Nachruf auf Anna Sacher, Die Dame (Ausgabe April 1930)

Das Rindfleisch bei Sacher war fast tellergroß, flach, nicht zu dick, sehr weich und saftig. Zu kauen war daran wenig, zwischen Zunge und Gaumen zerging es von selbst. Das war die Spezialität des Hauses. Außerhalb Wiens wird dieses gesottene Rindfleisch, es führt den Namen „Tafelspitz“ – gering geschätzt. Bei Del Monico in New York wurde es einem sehr bekannte Wiener, der ea hartnäckig verlangte, schließlich aus der Gesindeküche gebracht. In Frankreich ißt man es am Waschtag. Die deutsche Küche brät oder dämpft die besseren Sorten des Ochsenfleisches. Im Sacher delektierten sich Feinschmecker, die alle Küchen der Welt durchkostet hatten, an Tafelspitz. Zu einer Zeit, wo die anderen großen Hotels schon mit ellenlangen Speisekarten blendeten und lockten, war die des Sacher so klein wie eh und je.
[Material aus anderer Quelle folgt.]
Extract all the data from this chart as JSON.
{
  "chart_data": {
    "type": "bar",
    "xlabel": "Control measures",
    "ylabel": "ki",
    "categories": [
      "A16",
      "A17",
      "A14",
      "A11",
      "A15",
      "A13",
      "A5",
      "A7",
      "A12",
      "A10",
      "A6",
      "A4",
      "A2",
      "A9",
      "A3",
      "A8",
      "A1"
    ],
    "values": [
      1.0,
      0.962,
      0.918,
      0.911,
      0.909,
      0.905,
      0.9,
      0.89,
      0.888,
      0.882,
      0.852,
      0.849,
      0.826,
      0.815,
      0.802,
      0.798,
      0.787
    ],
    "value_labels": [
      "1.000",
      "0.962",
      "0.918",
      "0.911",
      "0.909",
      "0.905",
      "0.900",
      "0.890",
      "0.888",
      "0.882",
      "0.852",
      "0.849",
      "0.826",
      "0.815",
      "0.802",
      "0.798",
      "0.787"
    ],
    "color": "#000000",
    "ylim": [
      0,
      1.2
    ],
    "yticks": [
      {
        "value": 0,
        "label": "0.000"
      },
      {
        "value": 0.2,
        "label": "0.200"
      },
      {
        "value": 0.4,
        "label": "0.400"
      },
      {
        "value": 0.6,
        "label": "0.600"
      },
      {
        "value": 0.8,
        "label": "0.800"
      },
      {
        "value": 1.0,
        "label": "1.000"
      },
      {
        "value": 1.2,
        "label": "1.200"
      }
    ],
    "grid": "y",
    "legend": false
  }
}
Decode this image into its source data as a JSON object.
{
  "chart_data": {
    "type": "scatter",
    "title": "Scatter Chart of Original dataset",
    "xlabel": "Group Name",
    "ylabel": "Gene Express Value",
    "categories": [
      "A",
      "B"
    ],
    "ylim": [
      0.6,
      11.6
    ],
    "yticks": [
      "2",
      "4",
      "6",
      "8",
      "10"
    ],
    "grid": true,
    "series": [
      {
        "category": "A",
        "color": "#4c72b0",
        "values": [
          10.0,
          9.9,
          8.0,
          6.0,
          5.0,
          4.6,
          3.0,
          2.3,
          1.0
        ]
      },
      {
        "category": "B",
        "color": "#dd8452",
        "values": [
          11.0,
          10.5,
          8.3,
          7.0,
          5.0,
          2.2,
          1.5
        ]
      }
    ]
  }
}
Aber es durfte nicht vorkommen, daß einem Gast nicht gebracht wurde, was er bestellte. Im Sprachschatz des Personals gab es das Wort „Bedauere …“ ebensowenig wie in der Speisenkammer eine Konservenbüchse. Da sah man im Schaufenster zu jeder Jahreszeit phantastische Früchte und Gemüse, nußgroße, glasgrüne Trauben im Mai, rotbraune, seidig-pflaumige Riesenpfirsiche im März, daumendicke Spargel den ganzen Winter hindurch. Revoltierten wir Kinder zu Hause gegen die ewigen Aepfel, das Kilogramm zu 20 Heller, so sagte uns der Großvater: „Eßt nur! Im Sacher kostet ein Apfel einen Gulden!“ Und das war die pure Wahrheit. Aber was war das für ein Apfel! Mit all diesen Kostbarkeiten versorgte Albert Rothschild seine Freundin Anna Sacher aus den weltberühmten Rothschildschen Glashäusern auf der Hohen Warte.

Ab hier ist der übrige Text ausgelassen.